Journey to the Rock
- Cover art by Larry Elmore
- Code: B8
- TSR product code: 9106
- Rules required: D&D Basic Set
- Character levels: 1 - 3
- Campaign setting: Mystara
- Authors: Michael Malone
- First published: 1985

Linked modules
- B1, B2, B3, B4, B5, B6, B7, B8, B9, B1-9, B10, B11, B12, BSOLO

= Journey to the Rock =

Dungeons & Dragons adventure module

Journey to the Rock is an adventure module written by Michael Malone and published by TSR, Inc. in 1985, for the Basic Rules of the Dungeons & Dragons fantasy role-playing game. It is intended for player characters of level 1-3.

==Summary==
Journey to the Rock is a wilderness adventure scenario, which presents rules for adventuring in the wilderness. The wizard Lirdrium Arkayz wants to know the secret of 'The Rock' and hires the characters to uncover it. The player characters must journey through a hazardous countryside by choosing one of three possible travel routes to get to the Rock.

==Publication history==
Journey to the Rock was written by Michael Malone, with a cover by Larry Elmore and interior art by Doug Watson, and was published by TSR in 1985 as a 32-page booklet with an outer folder.

==Reception==
In Issue 30 of the British games magazine Imagine, Wendy J. Rose felt that the plot was sound if unoriginal and that the module was noteworthy as, unusually, almost all the action took place outdoors. Rose noted there were plenty of good opportunities for roleplaying, rather than just "hack-and-slay" and the module contained several interesting new monsters. However, Rose also criticized the quality of production, which was "rough in places"; space was wasted by repetition of rules; and the writing was "stilted". Rose also warned that the gamemaster had to be very familiar with the module, but noted that it compared favorably with the other modules written for the Basic Set, calling it a "good buy".

In Issue 2 of The V.I.P. of Gaming Magazine, Allen Varney noted that this module "is not a 'hack-and- slash' adventure. There is fighting, to be sure, but this adventure requires wits and skill to go along with brawn ... It is also different from most modules because it is a wilderness, rather than a dungeon adventure." Varney warned, "The end of the adventure is going to surprise even the most experienced of players." Varney thought the module played smoothly, commenting, "It is designed well, and the encounters are balanced for the levels involved. Even experienced players will enjoy it." Varney concluded, "Journey to the Rock is worth the money, for it will surprise everyone who plays it. It is a change from most modules that only call for brute force, and you will enjoy the change of pace. Definitely recommended."

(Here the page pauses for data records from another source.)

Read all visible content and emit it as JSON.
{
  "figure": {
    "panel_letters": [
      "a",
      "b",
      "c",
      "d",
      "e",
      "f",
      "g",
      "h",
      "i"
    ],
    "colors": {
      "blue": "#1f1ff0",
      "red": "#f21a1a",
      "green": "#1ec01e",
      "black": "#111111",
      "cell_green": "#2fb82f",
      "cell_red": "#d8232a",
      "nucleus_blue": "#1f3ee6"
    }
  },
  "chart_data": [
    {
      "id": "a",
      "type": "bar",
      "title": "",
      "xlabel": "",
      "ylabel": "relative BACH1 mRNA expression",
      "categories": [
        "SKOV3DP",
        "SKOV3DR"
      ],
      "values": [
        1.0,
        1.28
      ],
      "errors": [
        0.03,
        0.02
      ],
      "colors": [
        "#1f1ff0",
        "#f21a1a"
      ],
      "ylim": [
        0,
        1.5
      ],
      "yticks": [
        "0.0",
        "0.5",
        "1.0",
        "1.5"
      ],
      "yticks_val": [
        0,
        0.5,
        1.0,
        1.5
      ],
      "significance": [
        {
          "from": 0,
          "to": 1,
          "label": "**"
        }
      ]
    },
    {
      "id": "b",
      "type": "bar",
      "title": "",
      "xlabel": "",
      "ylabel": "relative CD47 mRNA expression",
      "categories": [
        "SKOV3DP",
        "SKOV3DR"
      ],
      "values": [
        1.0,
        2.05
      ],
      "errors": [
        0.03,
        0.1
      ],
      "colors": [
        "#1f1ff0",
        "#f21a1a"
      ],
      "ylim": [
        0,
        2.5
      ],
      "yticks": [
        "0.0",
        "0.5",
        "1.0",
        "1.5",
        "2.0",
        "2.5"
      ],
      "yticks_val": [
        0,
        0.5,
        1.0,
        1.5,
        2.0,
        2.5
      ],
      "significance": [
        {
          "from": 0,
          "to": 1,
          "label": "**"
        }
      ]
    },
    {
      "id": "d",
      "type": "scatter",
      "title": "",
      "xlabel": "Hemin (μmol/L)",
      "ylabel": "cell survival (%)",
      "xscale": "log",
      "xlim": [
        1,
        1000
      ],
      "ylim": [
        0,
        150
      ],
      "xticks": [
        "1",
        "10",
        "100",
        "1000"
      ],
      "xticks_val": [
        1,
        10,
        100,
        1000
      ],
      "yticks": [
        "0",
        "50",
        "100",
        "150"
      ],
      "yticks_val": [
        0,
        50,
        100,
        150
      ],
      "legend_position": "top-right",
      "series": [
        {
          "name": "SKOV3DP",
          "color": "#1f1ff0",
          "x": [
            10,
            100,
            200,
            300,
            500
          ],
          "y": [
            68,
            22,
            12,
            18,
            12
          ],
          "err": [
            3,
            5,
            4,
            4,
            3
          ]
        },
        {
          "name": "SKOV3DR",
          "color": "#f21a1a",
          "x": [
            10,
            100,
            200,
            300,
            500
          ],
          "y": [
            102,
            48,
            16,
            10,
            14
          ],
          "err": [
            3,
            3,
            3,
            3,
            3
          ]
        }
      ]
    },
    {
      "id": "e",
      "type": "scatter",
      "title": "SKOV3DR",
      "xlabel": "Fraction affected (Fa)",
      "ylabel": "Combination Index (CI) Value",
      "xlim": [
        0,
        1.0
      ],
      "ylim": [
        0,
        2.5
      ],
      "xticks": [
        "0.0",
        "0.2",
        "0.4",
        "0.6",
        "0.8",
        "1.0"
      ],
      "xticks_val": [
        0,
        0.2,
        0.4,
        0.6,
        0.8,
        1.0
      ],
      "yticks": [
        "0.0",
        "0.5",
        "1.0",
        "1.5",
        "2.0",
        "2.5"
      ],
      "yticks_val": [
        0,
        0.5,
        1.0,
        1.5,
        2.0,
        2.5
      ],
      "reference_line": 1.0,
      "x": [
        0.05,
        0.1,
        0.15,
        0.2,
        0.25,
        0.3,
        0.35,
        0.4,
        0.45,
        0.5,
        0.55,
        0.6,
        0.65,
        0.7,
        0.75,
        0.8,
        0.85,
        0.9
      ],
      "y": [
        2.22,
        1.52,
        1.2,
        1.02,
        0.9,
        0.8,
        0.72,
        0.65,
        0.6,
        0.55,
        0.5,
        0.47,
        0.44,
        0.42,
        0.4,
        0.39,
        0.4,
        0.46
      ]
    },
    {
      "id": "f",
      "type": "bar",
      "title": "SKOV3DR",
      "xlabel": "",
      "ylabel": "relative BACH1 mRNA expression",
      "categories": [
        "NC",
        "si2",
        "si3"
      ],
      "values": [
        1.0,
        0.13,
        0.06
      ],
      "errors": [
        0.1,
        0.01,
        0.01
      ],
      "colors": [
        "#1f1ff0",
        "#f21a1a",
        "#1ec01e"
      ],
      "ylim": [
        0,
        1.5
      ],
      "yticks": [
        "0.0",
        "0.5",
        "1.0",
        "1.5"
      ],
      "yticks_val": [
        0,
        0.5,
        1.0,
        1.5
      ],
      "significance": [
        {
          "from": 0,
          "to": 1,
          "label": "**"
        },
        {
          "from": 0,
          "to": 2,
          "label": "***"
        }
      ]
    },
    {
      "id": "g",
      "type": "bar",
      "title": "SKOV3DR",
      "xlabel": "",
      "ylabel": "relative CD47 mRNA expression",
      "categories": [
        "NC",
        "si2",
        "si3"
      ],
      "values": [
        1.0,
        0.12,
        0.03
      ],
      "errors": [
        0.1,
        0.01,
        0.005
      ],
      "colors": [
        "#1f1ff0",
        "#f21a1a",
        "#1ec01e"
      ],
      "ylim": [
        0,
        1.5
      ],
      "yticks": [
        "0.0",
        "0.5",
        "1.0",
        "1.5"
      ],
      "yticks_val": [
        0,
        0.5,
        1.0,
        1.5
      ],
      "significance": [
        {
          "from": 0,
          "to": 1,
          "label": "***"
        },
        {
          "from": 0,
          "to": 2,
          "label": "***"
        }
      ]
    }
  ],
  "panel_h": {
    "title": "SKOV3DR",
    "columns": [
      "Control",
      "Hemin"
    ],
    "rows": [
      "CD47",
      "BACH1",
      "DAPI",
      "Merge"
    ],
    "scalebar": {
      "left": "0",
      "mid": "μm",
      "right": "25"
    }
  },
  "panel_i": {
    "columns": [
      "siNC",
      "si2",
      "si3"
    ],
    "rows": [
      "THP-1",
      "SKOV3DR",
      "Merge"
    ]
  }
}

The French RPG magazine La Gazette du Donjon gave this adventure a rating of only 1 out of 5, saying, "This module takes place mainly outdoors, but the weakness of the story and its extreme linearity means that this scenario is the worst in the B series. Players are nothing more than secondary instruments in a story in which they are only spectators."

==See also==
- List of Dungeons & Dragons modules

==In popular culture==
This module was lampooned by the website Something Awful on July 22, 2010.